Gold extended its rally, reaching a three-week high above $4,200 due to decreased USD strength. Bitcoin remained around $102,800, reflecting market indecision.
Bank Of Japan Under Scrutiny
The Bank of Japan faces scrutiny regarding interest rate hikes, with rates maintained at 0.5%. Hyperliquid (HYPE) faced an 8% drop, with its market maker reporting a $4.9 million loss.
With the US government reopening, we see a clear risk-on sentiment taking hold, which is putting significant pressure on the US Dollar. This follows a familiar pattern seen in past shutdowns, like the one in 2018, where the dollar weakened once political gridlock was resolved. Given that the latest US CPI print came in at a stubborn 3.5%, the Federal Reserve is unlikely to cut rates, but the dollar’s safe-haven appeal is fading for now.
The Euro is gaining against the dollar, but we should be cautious as its own fundamentals are shaky. The surprise 0.2% drop in Eurozone industrial production continues a pattern of manufacturing weakness that has been a concern since 2024. This suggests the EUR/USD rally is driven purely by dollar weakness and could be fragile, making options strategies like buying puts a sensible hedge against a reversal.

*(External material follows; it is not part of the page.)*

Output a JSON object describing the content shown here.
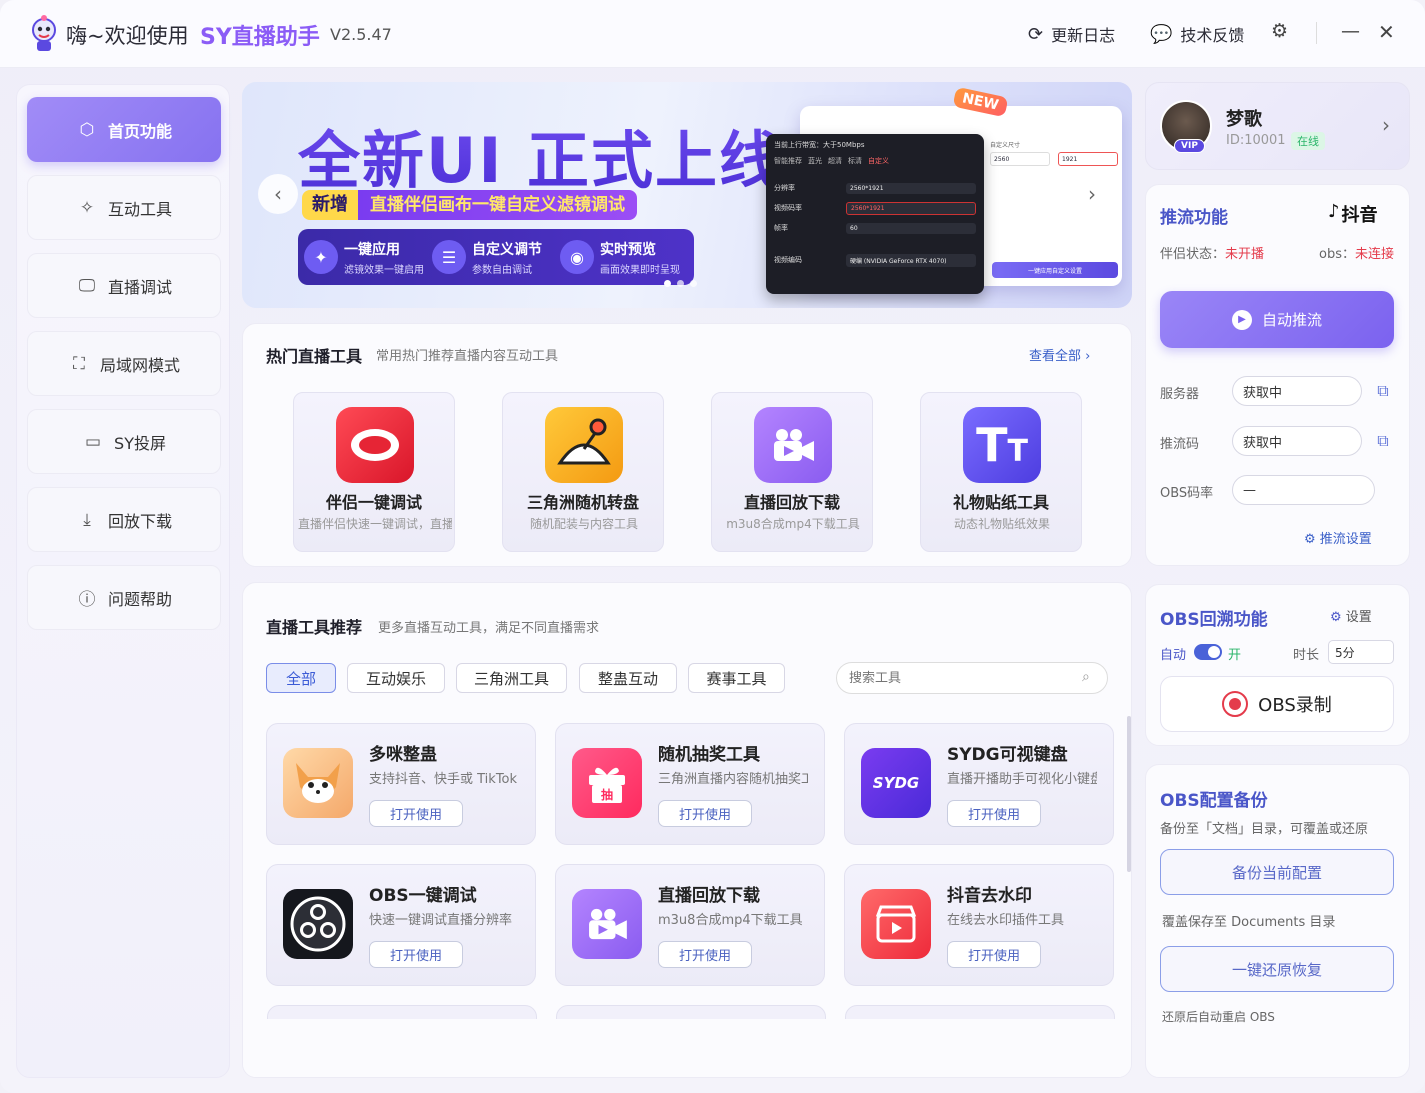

A clearer opportunity lies in the Japanese Yen, which remains weak as the Bank of Japan lags far behind other central banks on rate hikes. With the BoJ’s policy rate at just 0.5%, the interest rate differential with other major economies is at its widest in years, fueling carry trades. We should consider maintaining long positions in pairs like EUR/JPY, which are hitting multi-year highs.
Gold’s rally above $4,200 an ounce reflects persistent inflation fears that have been building since the price shocks of 2022 and 2023. The current dip in the dollar makes precious metals an attractive hedge against this stubborn inflation. We see this as a chance to add to long gold positions through futures contracts.
The British Pound is also rising on the back of broad dollar selling, but this move ignores underlying domestic weakness. The UK’s economy has been struggling, as evidenced by the recent Q3 GDP figures which showed growth of only 0.1%. This makes the pound’s rally look unsustainable and vulnerable against currencies with stronger fundamentals.